Ku Shih-yung, one of the early members of ITPARK and now professor and director of the Graduate Institute of Plastic Arts at Tainan National University of the Arts, recalls that the avant-garde artists of those days were in the prime of their lives, and they single-mindedly pursued the goal-"without regard for financial considerations"-of helping Taiwan's art world "get on track with the rest of the planet." In fact many of those involved developed into pillars of today's Taiwan art scene, and they provoked museums and academe into picking up the pace of their own transformations.
Let's look at ITPARK, which has been thriving for 20 years now, as one example. It started out with a few close friends borrowing the studio of photographer Liu Qingtang as a space where they could get together and hash out ideas. In 1990 they rented out the adjoining space and formally opened as a gallery. Since then, the place has developed into a not-to-be-missed crossroads and meeting point for arts people from Taiwan and overseas, and has provided an important jumping-off point for cutting-edge artists on their way to museums or international shows. The gallery's key contribution to pioneering contemporary arts in Taiwan has been widely recognized.
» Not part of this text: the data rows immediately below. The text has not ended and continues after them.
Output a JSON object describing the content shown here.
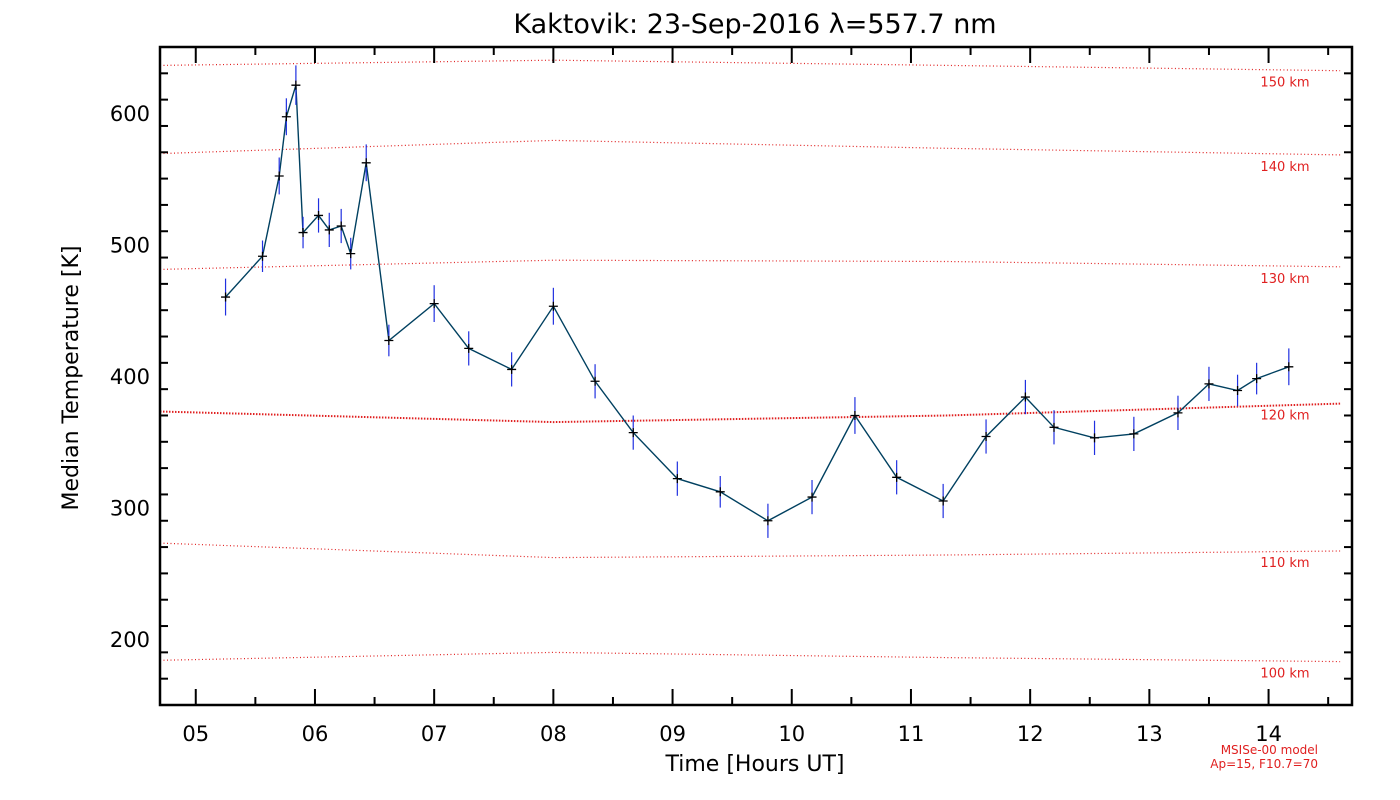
{
  "chart_data": {
    "type": "line",
    "title": "Kaktovik: 23-Sep-2016 λ=557.7 nm",
    "xlabel": "Time [Hours UT]",
    "ylabel": "Median Temperature [K]",
    "xlim": [
      4.7,
      14.7
    ],
    "ylim": [
      150,
      650
    ],
    "x_ticks": [
      {
        "v": 5,
        "label": "05"
      },
      {
        "v": 6,
        "label": "06"
      },
      {
        "v": 7,
        "label": "07"
      },
      {
        "v": 8,
        "label": "08"
      },
      {
        "v": 9,
        "label": "09"
      },
      {
        "v": 10,
        "label": "10"
      },
      {
        "v": 11,
        "label": "11"
      },
      {
        "v": 12,
        "label": "12"
      },
      {
        "v": 13,
        "label": "13"
      },
      {
        "v": 14,
        "label": "14"
      }
    ],
    "y_ticks": [
      {
        "v": 200,
        "label": "200"
      },
      {
        "v": 300,
        "label": "300"
      },
      {
        "v": 400,
        "label": "400"
      },
      {
        "v": 500,
        "label": "500"
      },
      {
        "v": 600,
        "label": "600"
      }
    ],
    "series": [
      {
        "x": [
          5.25,
          5.56,
          5.7,
          5.76,
          5.84,
          5.9,
          6.03,
          6.12,
          6.22,
          6.3,
          6.43,
          6.62,
          7.0,
          7.29,
          7.65,
          8.0,
          8.35,
          8.67,
          9.04,
          9.4,
          9.8,
          10.17,
          10.53,
          10.88,
          11.27,
          11.63,
          11.96,
          12.2,
          12.54,
          12.87,
          13.24,
          13.5,
          13.74,
          13.9,
          14.17
        ],
        "y": [
          460,
          491,
          552,
          597,
          621,
          509,
          522,
          511,
          514,
          493,
          562,
          427,
          455,
          421,
          405,
          453,
          396,
          357,
          322,
          312,
          290,
          308,
          370,
          323,
          305,
          354,
          384,
          361,
          353,
          356,
          372,
          394,
          389,
          398,
          407
        ],
        "err": [
          14,
          12,
          14,
          14,
          15,
          12,
          13,
          13,
          13,
          12,
          14,
          12,
          14,
          13,
          13,
          14,
          13,
          13,
          13,
          12,
          13,
          13,
          14,
          13,
          13,
          13,
          13,
          13,
          13,
          13,
          13,
          13,
          12,
          12,
          14
        ],
        "color": "#004060",
        "error_color": "#2030e0"
      }
    ],
    "reference_lines": [
      {
        "label": "150 km",
        "y": [
          636,
          640,
          636,
          632
        ],
        "color": "#e02020",
        "style": "dotted"
      },
      {
        "label": "140 km",
        "y": [
          569,
          579,
          573,
          568
        ],
        "color": "#e02020",
        "style": "dotted"
      },
      {
        "label": "130 km",
        "y": [
          481,
          488,
          487,
          483
        ],
        "color": "#e02020",
        "style": "dotted"
      },
      {
        "label": "120 km",
        "y": [
          373,
          365,
          370,
          379
        ],
        "color": "#e02020",
        "style": "dotted",
        "emphasis": true
      },
      {
        "label": "110 km",
        "y": [
          273,
          262,
          264,
          267
        ],
        "color": "#e02020",
        "style": "dotted"
      },
      {
        "label": "100 km",
        "y": [
          184,
          190,
          186,
          183
        ],
        "color": "#e02020",
        "style": "dotted"
      }
    ],
    "reference_x": [
      4.7,
      8.0,
      11.3,
      14.6
    ],
    "annotations": [
      "MSISe-00 model",
      "Ap=15, F10.7=70"
    ],
    "grid": false
  }
}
Moving into the 21st century, as avant-garde art gained increasing acceptance and, with the first-ever peaceful transfer of power to an opposition party, the government's cultural agencies more robustly supported joint public-private initiatives, more and more idle and obsolescent spaces like disused factories, veterans' housing complexes, and railroad warehouses were turned into exhibition spaces. This current generation of creators has found it much easier than their predecessors to find non-mainstream stages for self-expression.
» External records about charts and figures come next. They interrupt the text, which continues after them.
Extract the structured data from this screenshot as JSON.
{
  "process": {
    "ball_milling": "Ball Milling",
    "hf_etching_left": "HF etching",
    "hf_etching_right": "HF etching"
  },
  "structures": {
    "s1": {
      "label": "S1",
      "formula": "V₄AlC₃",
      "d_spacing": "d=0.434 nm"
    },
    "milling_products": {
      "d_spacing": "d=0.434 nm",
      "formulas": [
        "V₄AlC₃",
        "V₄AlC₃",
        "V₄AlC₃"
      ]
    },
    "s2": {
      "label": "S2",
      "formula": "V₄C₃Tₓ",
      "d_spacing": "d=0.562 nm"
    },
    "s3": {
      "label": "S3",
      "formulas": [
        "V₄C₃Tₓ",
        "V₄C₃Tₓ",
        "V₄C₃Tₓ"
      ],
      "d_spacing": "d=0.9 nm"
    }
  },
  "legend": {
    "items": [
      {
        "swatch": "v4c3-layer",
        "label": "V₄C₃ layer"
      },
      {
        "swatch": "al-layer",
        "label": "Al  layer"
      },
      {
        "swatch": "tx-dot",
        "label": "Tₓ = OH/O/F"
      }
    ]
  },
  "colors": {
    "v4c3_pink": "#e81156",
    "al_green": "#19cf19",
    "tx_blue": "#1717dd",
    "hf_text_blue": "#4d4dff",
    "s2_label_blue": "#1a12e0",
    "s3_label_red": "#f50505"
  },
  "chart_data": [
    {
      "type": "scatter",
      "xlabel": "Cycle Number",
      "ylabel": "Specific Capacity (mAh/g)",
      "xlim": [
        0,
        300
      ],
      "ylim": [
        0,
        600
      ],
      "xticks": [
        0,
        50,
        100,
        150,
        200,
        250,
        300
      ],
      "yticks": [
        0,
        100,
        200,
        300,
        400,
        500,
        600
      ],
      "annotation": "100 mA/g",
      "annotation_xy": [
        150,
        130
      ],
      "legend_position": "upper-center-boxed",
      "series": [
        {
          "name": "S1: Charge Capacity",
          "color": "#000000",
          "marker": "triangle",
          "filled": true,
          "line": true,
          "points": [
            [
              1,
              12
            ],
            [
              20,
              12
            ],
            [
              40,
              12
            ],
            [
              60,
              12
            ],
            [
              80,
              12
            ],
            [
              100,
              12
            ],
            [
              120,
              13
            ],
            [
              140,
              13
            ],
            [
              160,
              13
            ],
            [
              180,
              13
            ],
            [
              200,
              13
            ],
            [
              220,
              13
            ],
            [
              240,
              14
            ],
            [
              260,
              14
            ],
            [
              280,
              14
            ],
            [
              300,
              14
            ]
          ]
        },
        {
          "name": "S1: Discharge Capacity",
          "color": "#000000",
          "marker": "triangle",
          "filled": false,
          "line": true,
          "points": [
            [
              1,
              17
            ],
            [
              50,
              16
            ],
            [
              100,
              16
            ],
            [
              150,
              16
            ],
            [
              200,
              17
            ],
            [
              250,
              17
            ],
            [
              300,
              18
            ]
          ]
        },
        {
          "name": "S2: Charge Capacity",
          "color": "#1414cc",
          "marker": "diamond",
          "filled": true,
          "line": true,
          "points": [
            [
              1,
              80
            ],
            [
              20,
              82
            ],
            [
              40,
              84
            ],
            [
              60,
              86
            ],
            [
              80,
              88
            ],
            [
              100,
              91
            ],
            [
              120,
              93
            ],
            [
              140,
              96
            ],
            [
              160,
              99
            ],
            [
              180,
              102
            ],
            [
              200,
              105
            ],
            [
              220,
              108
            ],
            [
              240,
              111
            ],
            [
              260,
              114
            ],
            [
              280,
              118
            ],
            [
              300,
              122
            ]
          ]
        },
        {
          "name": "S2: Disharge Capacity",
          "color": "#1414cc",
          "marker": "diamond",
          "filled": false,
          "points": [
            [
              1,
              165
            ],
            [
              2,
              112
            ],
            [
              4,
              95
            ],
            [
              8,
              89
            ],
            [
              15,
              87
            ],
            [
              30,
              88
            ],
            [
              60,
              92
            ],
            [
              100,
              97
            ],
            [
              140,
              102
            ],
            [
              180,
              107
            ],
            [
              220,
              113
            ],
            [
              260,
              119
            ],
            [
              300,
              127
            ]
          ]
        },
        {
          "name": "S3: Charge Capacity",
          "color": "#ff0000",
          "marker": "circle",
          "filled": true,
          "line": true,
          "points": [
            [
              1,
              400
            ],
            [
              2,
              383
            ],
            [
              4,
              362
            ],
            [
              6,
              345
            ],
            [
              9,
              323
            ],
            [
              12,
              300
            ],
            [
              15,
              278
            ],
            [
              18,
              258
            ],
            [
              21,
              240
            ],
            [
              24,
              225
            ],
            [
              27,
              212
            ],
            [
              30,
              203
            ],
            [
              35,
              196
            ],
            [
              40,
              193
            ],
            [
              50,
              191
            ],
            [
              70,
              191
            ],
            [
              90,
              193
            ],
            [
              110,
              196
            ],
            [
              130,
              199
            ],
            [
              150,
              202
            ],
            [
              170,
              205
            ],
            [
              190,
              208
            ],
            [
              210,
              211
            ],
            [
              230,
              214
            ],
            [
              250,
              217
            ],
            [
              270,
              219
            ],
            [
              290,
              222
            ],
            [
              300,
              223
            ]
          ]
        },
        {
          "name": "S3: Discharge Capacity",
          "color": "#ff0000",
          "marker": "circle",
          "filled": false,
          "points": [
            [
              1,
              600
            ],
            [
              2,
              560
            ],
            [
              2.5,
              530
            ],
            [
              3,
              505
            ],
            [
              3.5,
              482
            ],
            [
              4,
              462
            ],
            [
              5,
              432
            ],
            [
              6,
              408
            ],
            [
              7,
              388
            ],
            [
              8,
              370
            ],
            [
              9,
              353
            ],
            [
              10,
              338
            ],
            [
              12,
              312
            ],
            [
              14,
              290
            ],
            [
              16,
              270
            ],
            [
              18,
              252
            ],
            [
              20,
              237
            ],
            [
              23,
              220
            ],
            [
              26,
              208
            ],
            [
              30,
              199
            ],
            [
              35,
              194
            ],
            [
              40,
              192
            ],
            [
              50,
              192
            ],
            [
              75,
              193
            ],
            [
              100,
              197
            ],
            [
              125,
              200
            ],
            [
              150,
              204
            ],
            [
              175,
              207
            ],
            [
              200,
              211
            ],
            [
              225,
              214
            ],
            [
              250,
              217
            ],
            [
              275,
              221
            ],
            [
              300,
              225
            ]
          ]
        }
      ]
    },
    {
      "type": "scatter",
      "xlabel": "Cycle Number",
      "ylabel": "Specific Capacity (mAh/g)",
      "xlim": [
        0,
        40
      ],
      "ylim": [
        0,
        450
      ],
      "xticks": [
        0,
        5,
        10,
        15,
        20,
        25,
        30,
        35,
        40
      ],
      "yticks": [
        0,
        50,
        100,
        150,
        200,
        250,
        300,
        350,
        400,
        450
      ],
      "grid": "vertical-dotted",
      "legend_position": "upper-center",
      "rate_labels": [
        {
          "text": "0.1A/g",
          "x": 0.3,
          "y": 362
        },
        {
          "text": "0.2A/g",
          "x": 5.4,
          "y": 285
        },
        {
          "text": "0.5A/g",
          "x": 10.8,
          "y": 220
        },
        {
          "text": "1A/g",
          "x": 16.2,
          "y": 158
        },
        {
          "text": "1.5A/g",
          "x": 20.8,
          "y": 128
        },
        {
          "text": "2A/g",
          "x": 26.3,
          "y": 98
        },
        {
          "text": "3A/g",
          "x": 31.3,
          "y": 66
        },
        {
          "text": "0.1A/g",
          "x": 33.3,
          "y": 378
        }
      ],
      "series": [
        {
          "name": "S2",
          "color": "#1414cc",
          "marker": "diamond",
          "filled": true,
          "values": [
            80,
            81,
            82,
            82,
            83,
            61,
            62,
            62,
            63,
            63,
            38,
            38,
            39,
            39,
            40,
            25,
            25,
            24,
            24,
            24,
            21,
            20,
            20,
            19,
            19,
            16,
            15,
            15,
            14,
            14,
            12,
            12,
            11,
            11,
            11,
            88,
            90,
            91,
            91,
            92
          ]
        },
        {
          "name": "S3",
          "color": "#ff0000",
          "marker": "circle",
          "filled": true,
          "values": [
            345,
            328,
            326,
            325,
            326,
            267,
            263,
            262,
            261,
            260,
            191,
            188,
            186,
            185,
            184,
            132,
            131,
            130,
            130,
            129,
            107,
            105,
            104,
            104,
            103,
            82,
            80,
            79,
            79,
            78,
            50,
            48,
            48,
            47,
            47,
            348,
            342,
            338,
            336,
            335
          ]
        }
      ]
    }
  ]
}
At the same time, there has been a transformation in the nature of alternative spaces. Perhaps those who open them still aspire to "balance out" or "stand apart from" museums and commercial galleries, but they are more attentive than their predecessors were to cultivating the arts community and citizen consciousness.
Take for instance the Bamboo Curtain Studio, founded in 1995. The space is located on floodplain along the Danshui River not far from the Zhuwei MRT station. Originally an abandoned chicken shack, the space was converted for use by Margaret Shiu (who also participated in the protective occupation of the old manufacturing buildings in downtown Taipei that have since been turned into the Huashan Arts District) and two other ceramic artists, and was originally intended to promote research and exchanges between international artists' villages. By 2006, it had really set down roots and was seeking out cooperation with local society. For example, it introduced artists into schools of various levels to do creative work or hold workshops, and also for a time backed the social forces opposed to the building of an expressway along the Danshui River.
Water Chen, who has created a "photography sharing platform" in the Zhongxin Market, believes that people will only be able to take the time to appreciate the soul of the photographs if they are displayed in a physical space (as opposed to the Internet). It is also only in such a space that people really have the chance to come face to face with each other and exchange ideas and reactions in a straightforward way.